I know that $E=\frac{k_eq}{r^2}$, so I figured that $E_A=\frac{3qk_e}{a^2}$ and $E_C=\frac{5qk_e}{a^2}$ and $E_B=\frac{4qk_e}{2a^2}$ since the distance between B and the upper right corner is $\sqrt{2a^2}$, and I think I have to split $E_B$ into the x and y components to add them, but how does that give me a single magnitude and not a combination of x and y parts? I honestly have no idea how to find the direction of the field.

part b should be similar, except with $F_e=\frac{k_eq_1a_2}{r^2}$ for each one, which I have worked out, and then added similarly with B split into x and y components, right? Again, not sure the formula or trick to find the direction of the force.

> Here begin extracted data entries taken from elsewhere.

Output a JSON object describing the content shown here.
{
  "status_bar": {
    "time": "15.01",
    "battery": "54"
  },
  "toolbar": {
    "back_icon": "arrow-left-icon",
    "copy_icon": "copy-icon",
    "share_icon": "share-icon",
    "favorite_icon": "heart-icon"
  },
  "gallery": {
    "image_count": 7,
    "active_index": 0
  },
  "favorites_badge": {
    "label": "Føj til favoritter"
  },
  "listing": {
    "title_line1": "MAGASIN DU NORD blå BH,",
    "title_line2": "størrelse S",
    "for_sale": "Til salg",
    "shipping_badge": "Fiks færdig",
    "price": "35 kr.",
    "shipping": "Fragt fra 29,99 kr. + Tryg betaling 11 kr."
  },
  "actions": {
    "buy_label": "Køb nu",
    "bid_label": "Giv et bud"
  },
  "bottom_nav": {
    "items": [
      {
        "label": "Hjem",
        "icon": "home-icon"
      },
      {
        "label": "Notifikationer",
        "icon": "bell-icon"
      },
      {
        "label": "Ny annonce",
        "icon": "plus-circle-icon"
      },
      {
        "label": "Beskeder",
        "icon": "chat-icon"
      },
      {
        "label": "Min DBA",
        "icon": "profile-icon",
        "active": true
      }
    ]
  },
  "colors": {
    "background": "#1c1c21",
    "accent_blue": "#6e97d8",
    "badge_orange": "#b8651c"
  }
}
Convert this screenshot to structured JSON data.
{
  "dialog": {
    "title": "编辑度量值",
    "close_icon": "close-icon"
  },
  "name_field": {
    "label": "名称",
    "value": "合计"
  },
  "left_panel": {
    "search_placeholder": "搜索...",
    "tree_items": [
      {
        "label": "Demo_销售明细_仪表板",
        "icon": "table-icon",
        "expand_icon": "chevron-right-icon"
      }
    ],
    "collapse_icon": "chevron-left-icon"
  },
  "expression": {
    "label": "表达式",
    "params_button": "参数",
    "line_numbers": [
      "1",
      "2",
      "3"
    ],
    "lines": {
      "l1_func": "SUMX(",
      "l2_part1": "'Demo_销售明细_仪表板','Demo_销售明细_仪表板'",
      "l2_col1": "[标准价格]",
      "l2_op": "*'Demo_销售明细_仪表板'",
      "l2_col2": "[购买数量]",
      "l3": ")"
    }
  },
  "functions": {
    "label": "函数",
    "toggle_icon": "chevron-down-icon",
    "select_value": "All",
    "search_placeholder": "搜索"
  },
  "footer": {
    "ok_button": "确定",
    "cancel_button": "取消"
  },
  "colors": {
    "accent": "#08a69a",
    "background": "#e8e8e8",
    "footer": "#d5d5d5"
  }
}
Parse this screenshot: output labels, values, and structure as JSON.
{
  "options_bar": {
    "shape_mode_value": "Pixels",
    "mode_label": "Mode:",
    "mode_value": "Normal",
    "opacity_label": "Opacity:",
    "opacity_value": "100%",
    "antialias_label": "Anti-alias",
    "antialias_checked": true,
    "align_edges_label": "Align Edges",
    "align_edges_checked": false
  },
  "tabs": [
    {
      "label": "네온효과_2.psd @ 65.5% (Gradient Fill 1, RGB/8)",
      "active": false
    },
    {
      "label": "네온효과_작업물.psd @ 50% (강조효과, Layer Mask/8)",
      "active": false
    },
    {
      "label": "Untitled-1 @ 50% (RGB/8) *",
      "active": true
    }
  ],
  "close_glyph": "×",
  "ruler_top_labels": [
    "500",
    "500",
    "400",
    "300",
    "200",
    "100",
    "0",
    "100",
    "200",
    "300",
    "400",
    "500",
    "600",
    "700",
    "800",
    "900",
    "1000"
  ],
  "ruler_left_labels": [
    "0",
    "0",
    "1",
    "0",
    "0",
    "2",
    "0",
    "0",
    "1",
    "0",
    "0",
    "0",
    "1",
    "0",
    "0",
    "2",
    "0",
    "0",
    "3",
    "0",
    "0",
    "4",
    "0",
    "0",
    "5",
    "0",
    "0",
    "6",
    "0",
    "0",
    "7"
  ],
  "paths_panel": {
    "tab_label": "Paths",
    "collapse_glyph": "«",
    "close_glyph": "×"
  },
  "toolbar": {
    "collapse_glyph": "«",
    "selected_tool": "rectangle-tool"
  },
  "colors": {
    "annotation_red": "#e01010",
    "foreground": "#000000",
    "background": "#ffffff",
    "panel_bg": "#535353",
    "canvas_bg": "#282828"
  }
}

• This might be the confusing part: how do you get the x and y components of $E_B$? Commented Jun 8, 2016 at 22:07
• @philip_0008, wouldn't the x be $E_Bcos(45)$ and y be $E_Bsin(45)$? Commented Jun 8, 2016 at 22:10
• Ah you're right. Even that confuses me. I've just deleted an answer saying use $a$ for the distance of x-component:) Commented Jun 8, 2016 at 22:12

If you found the total x and y component of the total field just use:

Magnitude E_{tot}:

$$E_{tot}=sqrt(E^2_{tot-x}+E^2_{tot-y})$$

The direction in angle:

$$\theta = arctan(\frac{E_{tot-y}}{E_{tot-x}})$$

The magnitude of force would just be $F=qE$

Note: you should be careful in angles as it may sometimes not the angle measured from +x as the norm, for you to detmine it, check at which quadrant your resultant vector lie, Its for you to figure out (Trigo basics).

a) Add the x and y components separately, then calculate the magnitude E (the resultant field) and the angle it makes with the x axis.

b) The force is qE, in the same direction as E.